Una imponente spada di Damocle incombe sulla prossima revisione dei termini contrattuali per i lavoratori pubblici. Decine di migliaia di impiegati del settore rischiano di non godere di alcun incremento salariale rispetto all'attuale contratto, anzi, potrebbero vedere erodersi il loro guadagno netto mensile di diversi euro. Come mai ciò avviene? È connesso all'effetto "gradino" causato dalla riduzione del cuneo fiscale. Tra i 25 e i 35 mila euro, il governo ha decurtato del 6 per cento i contributi versati all'Inps da tutti i lavoratori, inclusi quelli del settore pubblico. Questa misura determina un aumento del 6 per cento nella retribuzione lorda mensile dei lavoratori. Tuttavia, se un dipendente supera anche di un solo euro i 35 mila euro di reddito annuo, sarà tenuto a riprendere il versamento dei contributi.
In cosa incide questo sulla questione degli aumenti per i dipendenti pubblici? La chiave è semplice. La Legge di Bilancio ha destinato 5 miliardi per gli incrementi salariali nel settore statale. Secondo la relazione tecnica allegata al provvedimento, una volta firmato il contratto, si prevede un aumento medio del 5,78 per cento nelle buste paga di tutti i dipendenti pubblici, dai docenti agli infermieri, dai poliziotti ai funzionari ministeriali.
Tuttavia, il rischio è che l'aumento del 5,78 per cento porti molti lavoratori pubblici a superare i 35 mila euro di reddito annuo, perdendo così il beneficio del 6 per cento di decontribuzione. In pratica, l'aumento sarebbe azzerato e la busta paga rimarrebbe invariata nonostante il rinnovo contrattuale.
Stime del quotidiano "Il Messaggero" indicano che questo effetto inizia a manifestarsi intorno ai 33.100 euro di reddito lordo annuo. Da questa soglia, l'aumento promesso dal governo farebbe superare i 35 mila euro. Questo vale anche per coloro che guadagnano tra 33.100 euro e 34.999 euro.
Quanti sono i dipendenti pubblici coinvolti in questa situazione? Una cifra precisa ancora non è disponibile, ma si stima che siano numerosi. I dati più recenti al 2021 del conto annuale del Tesoro non tengono conto dei rinnovi contrattuali tra il 2022 e il 2023. La "zona pericolosa" è estesa: la retribuzione media dei 126 mila dipendenti ministeriali nel 2021 era di 32.921 euro, ma con l'ultimo aumento del 3,78 per cento, si è elevata a 34.494 euro.

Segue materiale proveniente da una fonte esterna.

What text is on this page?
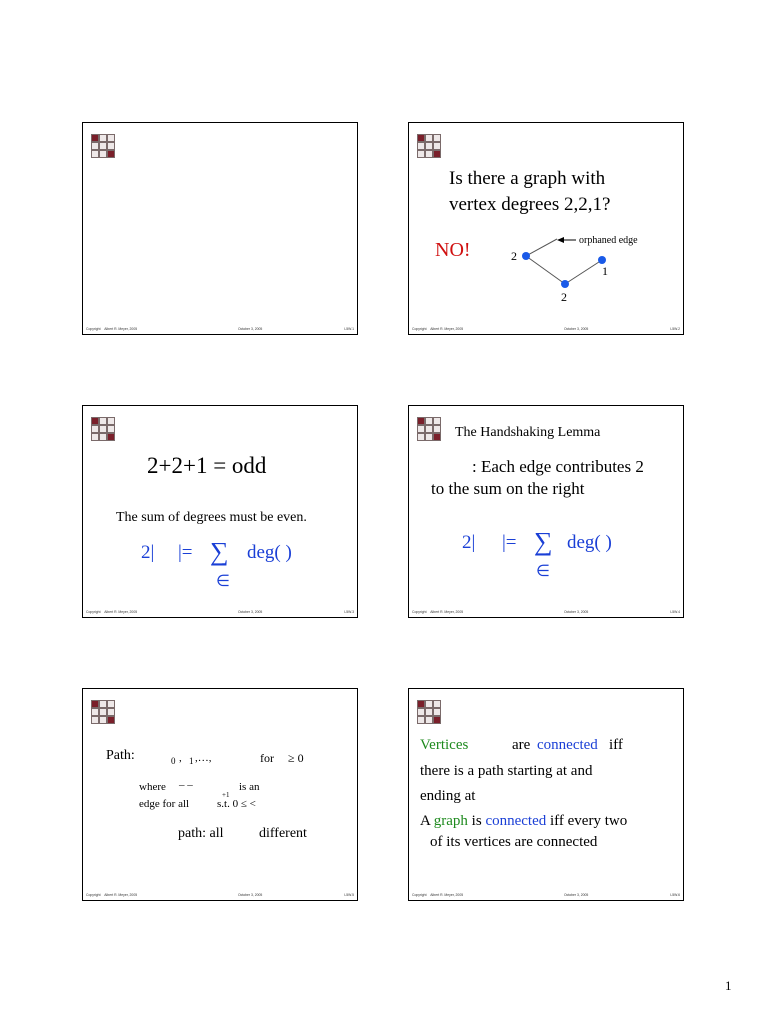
Copyright Albert R. Meyer, 2005	October 3, 2005	L5W.1
Is there a graph with
vertex degrees 2,2,1?
NO!	orphaned edge
2
1
2
Copyright Albert R. Meyer, 2005	October 3, 2005	L5W.2
2+2+1 = odd
The sum of degrees must be even.
2| |= ∑ deg( )
∈
Copyright Albert R. Meyer, 2005	October 3, 2005	L5W.3
The Handshaking Lemma
: Each edge contributes 2
to the sum on the right
2| |= ∑ deg( )
∈
Copyright Albert R. Meyer, 2005	October 3, 2005	L5W.4
Path:	0 , 1 ,…,	for ≥ 0
where – –
+1
is an
edge for all	s.t. 0 ≤ <
path: all	different
Copyright Albert R. Meyer, 2005	October 3, 2005	L5W.5
Vertices	are connected iff
there is a path starting at and
ending at
A graph is connected iff every two
of its vertices are connected
Copyright Albert R. Meyer, 2005	October 3, 2005	L5W.6
1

Anche i 628 mila professori "a tempo indeterminato" corrono rischi significativi. Nel 2021, la retribuzione media registrata era di 31.542 euro, ma con gli ultimi aumenti dovrebbe superare i 33 mila euro. Situazione analoga per 279 mila infermieri e 37.000 tecnici sanitari, con stipendi medi vicini ai 35 mila euro lordi annui.
Un simile problema si era verificato nel settore pubblico con il rinnovo contrattuale 2016-2018. In quel periodo, il "Bonus 80 euro" per i redditi fino a 26 mila euro era in vigore. Per evitare che i dipendenti pubblici con redditi bassi vedessero eroso il Bonus dagli aumenti contrattuali, fu introdotta una voce stipendiale ad hoc, chiamata "elemento perequativo". Anche questa volta potrebbe essere necessario un meccanismo simile, considerando che l'effetto del cuneo fiscale potrebbe coinvolgere molte più persone, arrivando fino a 35 mila euro. Allo stesso tempo, sarà cruciale risolvere il problema del finanziamento di questa soluzione, dato che le risorse complessive stanziate dal governo difficilmente potranno essere aumentate.